Der Unternehmensberater mietete sich eine Wohnung in einem Business-Club an, um dort seine Beratungen und Geschäftstermine in einem angenehmen und diskreten Rahmen durchzuführen. Nach einer Außenprüfung musste er diese Ausgaben rückwirkend für fünf Jahre wieder seinem Gewinn hinzurechnen. Gegen die erhebliche Steuernachzahlung wehrte er sich im Rahmen des vorläufigen Rechtsschutzes.

Das Finanzgericht Hamburg (FG) versagte dem Unternehmensberater jedoch die Aussetzung der Vollziehung. Denn bei den Ausgaben handelte es sich nach Auffassung der Richter um gemischte Aufwendungen, also solche mit sowohl einem beruflichen als auch einem privaten Hintergrund. Im Streitzeitraum war der Berater nämlich aus seinem Wohnhaus ausgezogen, da er sich von seiner Frau getrennt hatte. Eine alternative Unterkunft konnte er nicht glaubhaft darlegen.

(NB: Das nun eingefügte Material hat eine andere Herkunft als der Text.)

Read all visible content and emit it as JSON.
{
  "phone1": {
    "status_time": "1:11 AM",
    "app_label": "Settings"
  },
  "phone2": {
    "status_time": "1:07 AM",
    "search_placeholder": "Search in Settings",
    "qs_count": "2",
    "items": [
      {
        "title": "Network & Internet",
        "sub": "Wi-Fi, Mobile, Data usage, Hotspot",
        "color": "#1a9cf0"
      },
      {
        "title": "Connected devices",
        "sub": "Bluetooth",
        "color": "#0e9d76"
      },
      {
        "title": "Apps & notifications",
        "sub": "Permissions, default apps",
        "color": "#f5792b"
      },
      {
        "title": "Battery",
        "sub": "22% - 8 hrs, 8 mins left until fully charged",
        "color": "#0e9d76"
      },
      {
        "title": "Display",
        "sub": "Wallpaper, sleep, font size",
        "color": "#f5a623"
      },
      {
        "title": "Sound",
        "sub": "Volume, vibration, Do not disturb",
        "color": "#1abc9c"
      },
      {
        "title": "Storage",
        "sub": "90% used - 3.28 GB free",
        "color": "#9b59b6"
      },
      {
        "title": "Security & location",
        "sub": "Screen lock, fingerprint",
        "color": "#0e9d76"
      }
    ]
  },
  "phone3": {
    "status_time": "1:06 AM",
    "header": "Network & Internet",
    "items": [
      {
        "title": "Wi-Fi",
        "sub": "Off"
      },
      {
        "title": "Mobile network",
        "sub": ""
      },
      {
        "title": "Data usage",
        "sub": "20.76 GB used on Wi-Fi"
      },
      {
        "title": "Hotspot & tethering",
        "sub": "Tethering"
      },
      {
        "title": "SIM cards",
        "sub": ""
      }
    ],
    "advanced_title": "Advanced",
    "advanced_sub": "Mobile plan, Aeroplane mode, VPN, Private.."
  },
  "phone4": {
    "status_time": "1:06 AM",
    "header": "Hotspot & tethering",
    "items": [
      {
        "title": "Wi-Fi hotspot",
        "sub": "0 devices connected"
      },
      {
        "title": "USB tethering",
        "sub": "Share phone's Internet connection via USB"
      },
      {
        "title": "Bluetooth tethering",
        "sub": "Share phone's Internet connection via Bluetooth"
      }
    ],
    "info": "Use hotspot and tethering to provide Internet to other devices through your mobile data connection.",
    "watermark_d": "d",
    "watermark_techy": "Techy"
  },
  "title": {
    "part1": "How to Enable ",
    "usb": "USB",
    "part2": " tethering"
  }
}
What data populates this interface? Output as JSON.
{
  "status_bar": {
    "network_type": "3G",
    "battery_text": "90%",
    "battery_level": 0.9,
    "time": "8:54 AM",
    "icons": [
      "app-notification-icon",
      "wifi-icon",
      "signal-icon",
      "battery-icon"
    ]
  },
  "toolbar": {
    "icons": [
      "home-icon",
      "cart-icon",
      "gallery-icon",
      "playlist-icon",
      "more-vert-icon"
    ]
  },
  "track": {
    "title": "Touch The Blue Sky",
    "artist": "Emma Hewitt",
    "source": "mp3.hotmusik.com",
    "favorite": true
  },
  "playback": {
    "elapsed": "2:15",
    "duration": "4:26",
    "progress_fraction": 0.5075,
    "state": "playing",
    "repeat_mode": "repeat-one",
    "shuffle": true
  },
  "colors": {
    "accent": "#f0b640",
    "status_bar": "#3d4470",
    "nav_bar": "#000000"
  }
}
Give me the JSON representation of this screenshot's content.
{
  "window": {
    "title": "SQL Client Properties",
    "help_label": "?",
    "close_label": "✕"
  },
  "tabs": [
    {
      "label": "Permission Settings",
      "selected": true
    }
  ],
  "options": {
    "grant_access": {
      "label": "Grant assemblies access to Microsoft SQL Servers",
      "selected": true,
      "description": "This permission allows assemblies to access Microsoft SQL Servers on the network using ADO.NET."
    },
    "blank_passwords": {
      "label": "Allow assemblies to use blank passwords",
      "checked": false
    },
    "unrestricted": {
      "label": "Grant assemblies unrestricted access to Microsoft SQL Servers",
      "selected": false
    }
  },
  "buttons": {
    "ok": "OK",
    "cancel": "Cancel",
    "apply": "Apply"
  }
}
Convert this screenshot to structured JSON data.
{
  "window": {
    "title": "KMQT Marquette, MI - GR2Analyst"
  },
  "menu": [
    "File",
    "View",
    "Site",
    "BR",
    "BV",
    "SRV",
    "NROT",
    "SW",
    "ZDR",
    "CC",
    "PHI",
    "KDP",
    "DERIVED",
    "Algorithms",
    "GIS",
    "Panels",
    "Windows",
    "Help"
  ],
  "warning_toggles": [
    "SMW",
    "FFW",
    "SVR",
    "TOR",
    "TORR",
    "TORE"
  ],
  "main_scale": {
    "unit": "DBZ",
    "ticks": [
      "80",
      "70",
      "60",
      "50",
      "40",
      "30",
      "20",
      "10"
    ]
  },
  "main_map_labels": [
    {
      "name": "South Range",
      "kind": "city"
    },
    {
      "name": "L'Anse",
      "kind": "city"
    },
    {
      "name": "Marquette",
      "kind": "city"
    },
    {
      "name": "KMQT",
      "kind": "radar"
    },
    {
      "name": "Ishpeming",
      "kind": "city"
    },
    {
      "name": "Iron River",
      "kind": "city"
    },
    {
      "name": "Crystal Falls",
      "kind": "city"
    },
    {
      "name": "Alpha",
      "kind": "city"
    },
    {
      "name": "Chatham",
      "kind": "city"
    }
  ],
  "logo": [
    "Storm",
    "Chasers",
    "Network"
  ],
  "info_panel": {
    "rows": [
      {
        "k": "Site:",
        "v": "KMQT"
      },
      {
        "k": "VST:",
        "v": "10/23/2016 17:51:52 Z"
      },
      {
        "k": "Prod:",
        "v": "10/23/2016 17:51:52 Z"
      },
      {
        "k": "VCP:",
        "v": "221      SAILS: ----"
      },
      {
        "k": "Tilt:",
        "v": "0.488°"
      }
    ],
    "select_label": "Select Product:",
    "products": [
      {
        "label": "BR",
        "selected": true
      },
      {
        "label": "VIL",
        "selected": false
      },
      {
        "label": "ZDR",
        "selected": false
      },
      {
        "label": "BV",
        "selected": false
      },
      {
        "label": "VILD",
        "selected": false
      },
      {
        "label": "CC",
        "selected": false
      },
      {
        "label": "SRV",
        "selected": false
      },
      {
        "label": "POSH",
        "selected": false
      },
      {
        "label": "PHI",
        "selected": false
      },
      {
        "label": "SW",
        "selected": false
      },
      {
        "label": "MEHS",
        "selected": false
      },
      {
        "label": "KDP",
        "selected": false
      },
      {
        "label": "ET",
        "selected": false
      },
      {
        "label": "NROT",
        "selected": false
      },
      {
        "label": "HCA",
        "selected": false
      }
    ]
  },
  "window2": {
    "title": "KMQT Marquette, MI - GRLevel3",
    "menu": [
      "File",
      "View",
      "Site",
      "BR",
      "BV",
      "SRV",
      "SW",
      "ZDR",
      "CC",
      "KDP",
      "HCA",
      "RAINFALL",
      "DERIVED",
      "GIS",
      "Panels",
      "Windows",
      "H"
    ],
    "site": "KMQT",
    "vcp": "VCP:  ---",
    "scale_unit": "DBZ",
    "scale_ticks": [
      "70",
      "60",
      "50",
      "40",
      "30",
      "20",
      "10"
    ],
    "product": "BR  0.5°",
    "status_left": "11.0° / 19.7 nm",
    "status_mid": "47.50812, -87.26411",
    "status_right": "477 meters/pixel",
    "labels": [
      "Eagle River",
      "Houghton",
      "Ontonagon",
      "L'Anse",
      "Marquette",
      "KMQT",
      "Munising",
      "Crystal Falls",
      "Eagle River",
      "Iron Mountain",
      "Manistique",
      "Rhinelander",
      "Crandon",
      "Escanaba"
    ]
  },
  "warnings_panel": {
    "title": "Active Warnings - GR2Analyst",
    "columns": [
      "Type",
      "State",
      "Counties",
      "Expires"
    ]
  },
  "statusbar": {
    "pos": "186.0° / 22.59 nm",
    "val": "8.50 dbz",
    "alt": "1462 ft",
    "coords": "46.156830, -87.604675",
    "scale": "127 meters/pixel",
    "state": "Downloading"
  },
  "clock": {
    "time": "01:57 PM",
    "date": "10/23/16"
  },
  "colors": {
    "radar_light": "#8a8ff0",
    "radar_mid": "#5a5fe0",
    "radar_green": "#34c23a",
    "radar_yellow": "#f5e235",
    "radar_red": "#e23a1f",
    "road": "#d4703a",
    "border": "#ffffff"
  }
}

Außerdem konnte der Unternehmensberater laut FG nicht überzeugend darstellen, dass die Repräsentanzen überhaupt betrieblich genutzt wurden. Warum die eigentlichen Büroräume für Besprechungen nicht ausreichend waren, konnte der Berater nicht erklären. Beratungstermine mit einer Auflistung der Kunden, wies er ebenfalls nicht nach. So konnte das FG nur der Auffassung des Betriebsprüfers folgen, dass es keine betriebliche Veranlassung für diese Aufwendungen gab. Hätte das Gericht einen objektiven Aufteilungsmaßstab zwischen betrieblich und privat veranlassten Aufwendungen ermitteln können, wäre die Entscheidung zugunsten des Klägers ausgefallen. Zwar ist das Verfahren mit dem aktuellen Beschluss noch nicht erledigt, die Voraussetzungen für das Hauptsacheverfahren sind jedoch nicht die besten.